Sunday, January 22, 2012

When a tanguera closes her eyes


Navi went with me to every milonga in the Washington, DC.  She told me how to get there, and she never got upset with me if I missed the turn she told me to take.  Sure, she would just roll her eyes and say, “rerouting,” and she’d come up with a route that would fix my mistake.  Sometimes she would say, “At the first possible moment, make a legal U-turn.”  She was delighted when I made a “creative” U-turn because we were back on track.  Then in December, I asked her to close her eyes, and as a surprise I sent her off on a cruise to Germany.  She was totally surprised that she woke up in a whole new world.  She only could tell me longitude and latitude of where I was.   Her whole reason for being is know where she is and to help orient me.  But once awake she didn't know where she was! 

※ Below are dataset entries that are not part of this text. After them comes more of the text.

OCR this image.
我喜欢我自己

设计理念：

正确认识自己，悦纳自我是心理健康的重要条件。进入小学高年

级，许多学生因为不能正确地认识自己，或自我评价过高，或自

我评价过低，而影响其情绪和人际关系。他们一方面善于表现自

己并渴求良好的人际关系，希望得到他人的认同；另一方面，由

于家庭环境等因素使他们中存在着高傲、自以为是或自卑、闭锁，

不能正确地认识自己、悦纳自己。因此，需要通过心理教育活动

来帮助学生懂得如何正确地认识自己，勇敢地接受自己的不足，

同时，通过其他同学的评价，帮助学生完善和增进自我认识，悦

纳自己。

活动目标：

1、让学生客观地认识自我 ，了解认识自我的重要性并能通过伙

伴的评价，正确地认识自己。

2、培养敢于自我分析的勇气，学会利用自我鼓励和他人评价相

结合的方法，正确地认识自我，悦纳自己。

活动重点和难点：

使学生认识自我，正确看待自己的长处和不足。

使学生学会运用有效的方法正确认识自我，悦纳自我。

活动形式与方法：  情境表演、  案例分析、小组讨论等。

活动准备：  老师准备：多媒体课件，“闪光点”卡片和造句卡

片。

Navi was really upset with me.  She was hyperventilating, but I did my best to speak slowly and in a low, soft voice, which calmed her down.  I told Navi that I would soon get a new CD of German maps.  "Navi, you are smart," I said.  Soon you will memorize all the new maps."  I assured her too that she can take me to all my milongas again.

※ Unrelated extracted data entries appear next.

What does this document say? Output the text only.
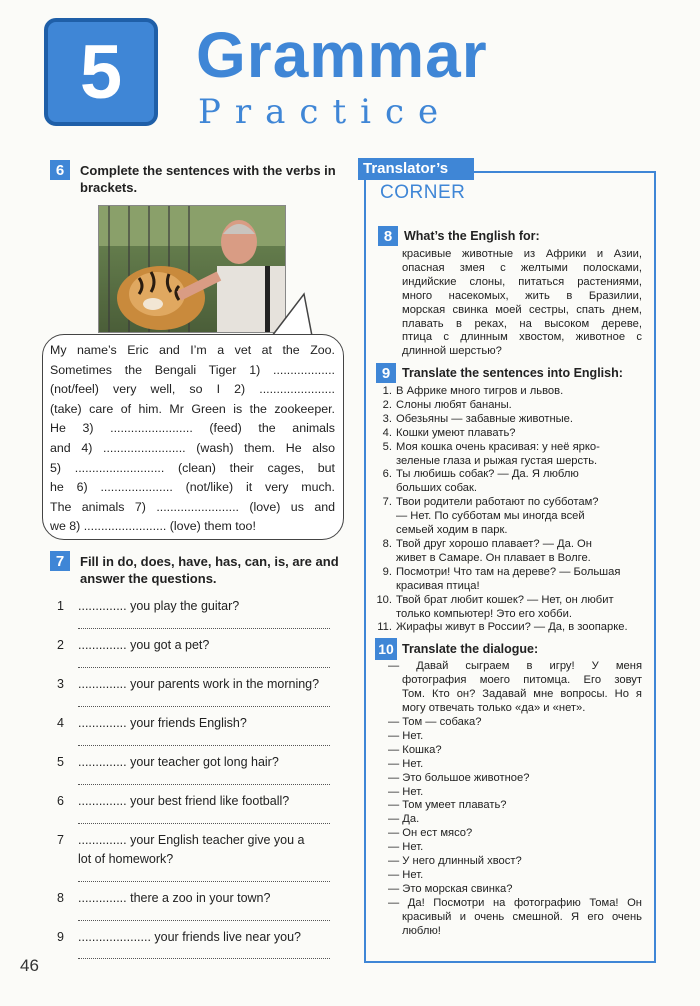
5	Grammar
Practice
6	Complete the sentences with the verbs in
brackets.
My name’s Eric and I’m a vet at the Zoo.
Sometimes the Bengali Tiger 1) ..................
(not/feel) very well, so I 2) ......................
(take) care of him. Mr Green is the zookeeper.
He 3) ........................ (feed) the animals
and 4) ........................ (wash) them. He also
5) .......................... (clean) their cages, but
he 6) ..................... (not/like) it very much.
The animals 7) ........................ (love) us and
we 8) ........................ (love) them too!
7	Fill in do, does, have, has, can, is, are and
answer the questions.
1 .............. you play the guitar?
2 .............. you got a pet?
3 .............. your parents work in the morning?
4 .............. your friends English?
5 .............. your teacher got long hair?
6 .............. your best friend like football?
7 .............. your English teacher give you a
lot of homework?
8 .............. there a zoo in your town?
9 ..................... your friends live near you?
Translator’s
CORNER
8 What’s the English for:
красивые животные из Африки и Азии,
опасная змея с желтыми полосками,
индийские слоны, питаться растениями,
много насекомых, жить в Бразилии,
морская свинка моей сестры, спать днем,
плавать в реках, на высоком дереве,
птица с длинным хвостом, животное с
длинной шерстью?
9 Translate the sentences into English:
1. В Африке много тигров и львов.
2. Слоны любят бананы.
3. Обезьяны — забавные животные.
4. Кошки умеют плавать?
5. Моя кошка очень красивая: у неё ярко-
зеленые глаза и рыжая густая шерсть.
6. Ты любишь собак? — Да. Я люблю
больших собак.
7. Твои родители работают по субботам?
— Нет. По субботам мы иногда всей
семьей ходим в парк.
8. Твой друг хорошо плавает? — Да. Он
живет в Самаре. Он плавает в Волге.
9. Посмотри! Что там на дереве? — Большая
красивая птица!
10. Твой брат любит кошек? — Нет, он любит
только компьютер! Это его хобби.
11. Жирафы живут в России? — Да, в зоопарке.
10 Translate the dialogue:
— Давай сыграем в игру! У меня
фотография моего питомца. Его зовут
Том. Кто он? Задавай мне вопросы. Но я
могу отвечать только «да» и «нет».
— Том — собака?
— Нет.
— Кошка?
— Нет.
— Это большое животное?
— Нет.
— Том умеет плавать?
— Да.
— Он ест мясо?
— Нет.
— У него длинный хвост?
— Нет.
— Это морская свинка?
— Да! Посмотри на фотографию Тома! Он
красивый и очень смешной. Я его очень
люблю!
46
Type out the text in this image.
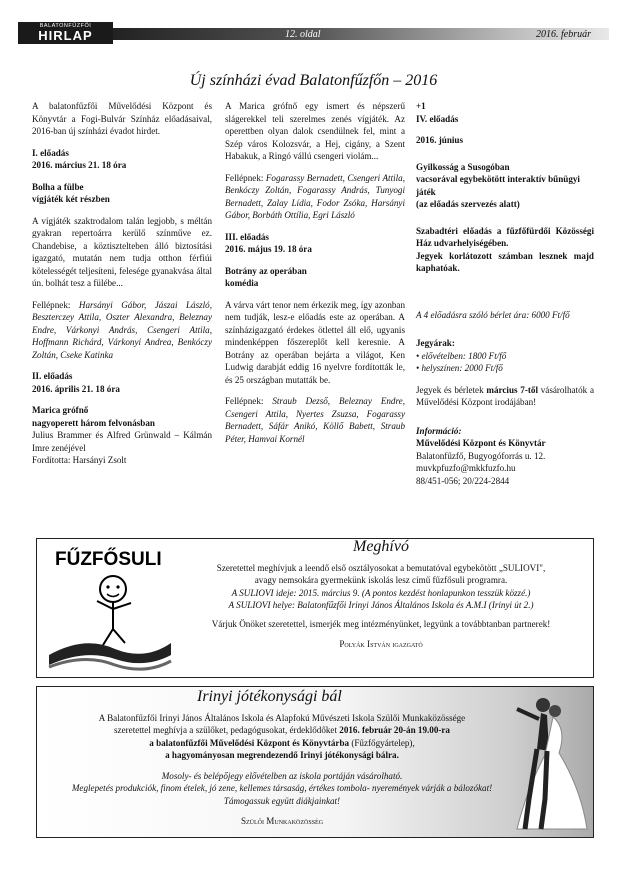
BALATONFŰZFŐI
HIRLAP	12. oldal	2016. február
Új színházi évad Balatonfűzfőn – 2016

A balatonfűzfői Művelődési Központ és Könyvtár a Fogi-Bulvár Színház előadásaival, 2016-ban új színházi évadot hirdet.

I. előadás

2016. március 21. 18 óra

Bolha a fülbe

vígjáték két részben

A vígjáték szaktrodalom talán legjobb, s méltán gyakran repertoárra kerülő színműve ez. Chandebise, a köztisztelteben álló biztosítási igazgató, mutatán nem tudja otthon férfiúi kötelességét teljesíteni, felesége gyanakvása által ún. bolhát tesz a fülébe...

Fellépnek: Harsányi Gábor, Jászai László, Beszterczey Attila, Oszter Alexandra, Beleznay Endre, Várkonyi András, Csengeri Attila, Hoffmann Richárd, Várkonyi Andrea, Benkóczy Zoltán, Cseke Katinka

II. előadás

2016. április 21. 18 óra

Marica grófnő
nagyoperett három felvonásban
Julius Brammer és Alfred Grünwald – Kálmán Imre zenéjével
Fordította: Harsányi Zsolt

A Marica grófnő egy ismert és népszerű slágerekkel teli szerelmes zenés vígjáték. Az operettben olyan dalok csendülnek fel, mint a Szép város Kolozsvár, a Hej, cigány, a Szent Habakuk, a Ringó vállú csengeri violám...

Fellépnek: Fogarassy Bernadett, Csengeri Attila, Benkóczy Zoltán, Fogarassy András, Tunyogi Bernadett, Zalay Lídia, Fodor Zsóka, Harsányi Gábor, Borbáth Ottília, Egri László

III. előadás

2016. május 19. 18 óra

Botrány az operában

komédia

A várva várt tenor nem érkezik meg, így azonban nem tudják, lesz-e előadás este az operában. A színházigazgató érdekes ötlettel áll elő, ugyanis mindenképpen főszereplőt kell keresnie. A Botrány az operában bejárta a világot, Ken Ludwig darabját eddig 16 nyelvre fordították le, és 25 országban mutatták be.

Fellépnek: Straub Dezső, Beleznay Endre, Csengeri Attila, Nyertes Zsuzsa, Fogarassy Bernadett, Sáfár Anikó, Köllő Babett, Straub Péter, Hamvai Kornél

+1

IV. előadás

2016. június

Gyilkosság a Susogóban
vacsorával egybekötött interaktív bűnügyi játék

(az előadás szervezés alatt)

Szabadtéri előadás a fűzfőfürdői Közösségi Ház udvarhelyiségében.

Jegyek korlátozott számban lesznek majd kaphatóak.

A 4 előadásra szóló bérlet ára: 6000 Ft/fő

Jegyárak:
• elővételben: 1800 Ft/fő
• helyszínen: 2000 Ft/fő

Jegyek és bérletek március 7-től vásárolhatók a Művelődési Központ irodájában!

Információ:
Művelődési Központ és Könyvtár
Balatonfűzfő, Bugyogóforrás u. 12.
muvkpfuzfo@mkkfuzfo.hu
88/451-056; 20/224-2844
FŰZFŐSULI
Meghívó
Szeretettel meghívjuk a leendő első osztályosokat a bemutatóval egybekötött „SULIOVI",
avagy nemsokára gyermekünk iskolás lesz című fűzfősuli programra.
A SULIOVI ideje: 2015. március 9. (A pontos kezdést honlapunkon tesszük közzé.)
A SULIOVI helye: Balatonfűzfői Irinyi János Általános Iskola és A.M.I (Irinyi út 2.)
Várjuk Önöket szeretettel, ismerjék meg intézményünket, legyünk a továbbtanban partnerek!
Polyák István igazgató
Irinyi jótékonysági bál
A Balatonfűzfői Irinyi János Általános Iskola és Alapfokú Művészeti Iskola Szülői Munkaközössége
szeretettel meghívja a szülőket, pedagógusokat, érdeklődőket 2016. február 20-án 19.00-ra
a balatonfűzfői Művelődési Központ és Könyvtárba (Fűzfőgyártelep),
a hagyományosan megrendezendő Irinyi jótékonysági bálra.
Mosoly- és belépőjegy elővételben az iskola portáján vásárolható.
Meglepetés produkciók, finom ételek, jó zene, kellemes társaság, értékes tombola- nyeremények várják a bálozókat!
Támogassuk együtt diákjainkat!
Szülői Munkaközösség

What seemed to please her most was that I told her that she now knows what it is like to be a tanguera!  “When a tanguera really likes the way I dance," I told her, "She closes her eyes and she is totally surprised when she opens her eyes and she is in a place she did not expect.  Then I know that I have done a good job of letting her be 100% a women but at the same time let her embody the music so deeply that she forgets that she is mortal for 15 minutes.”  Navi thought about that.  She didn’t say anything, but I knew that she liked the idea of being my tanguera.  She no longer was upset with me.

Now, I have another problem.  When I put in the new GPS CD into her memory, she told me in an especially sexy voice as we had arrived at a milonga in Heidelberg something that haunts me.  She never addresses me personally, but in Heidelberg in the shadow of the city castle she did: “Mark, I don’t want to wait for you in the car this time.  Can you take me in?  I want to be your tanguera.  I want you to hold me in your arms and I will close my eyes the way you told me the tangueras do.  I would sometimes just forget where I am."

Even my psychiatrist (a tanguera) doesn’t believe me that my navigation system is jealous.  I am worried.  Will Navi stop taking me to the milongas?  Will she take me somewhere, getting me lost forever?   Navi and I have become close, but what can I tell her?  I cannot tell yer, "You are a navigation system, you cannot be my tanguera!"

Being a tanguero seems to get more complicated the longer I dance.  


2 comments:

cassiel said...

:-)))

Anonymous said...

Nice metaphor! Driving is a big part of tango life in Germany, I gather from Cassiel's blog, too. I always cycle or take the bus to milongas. But I have a tendency to personify objects as well. Especially when they talk -- that's a sign of having independent life, isn't it?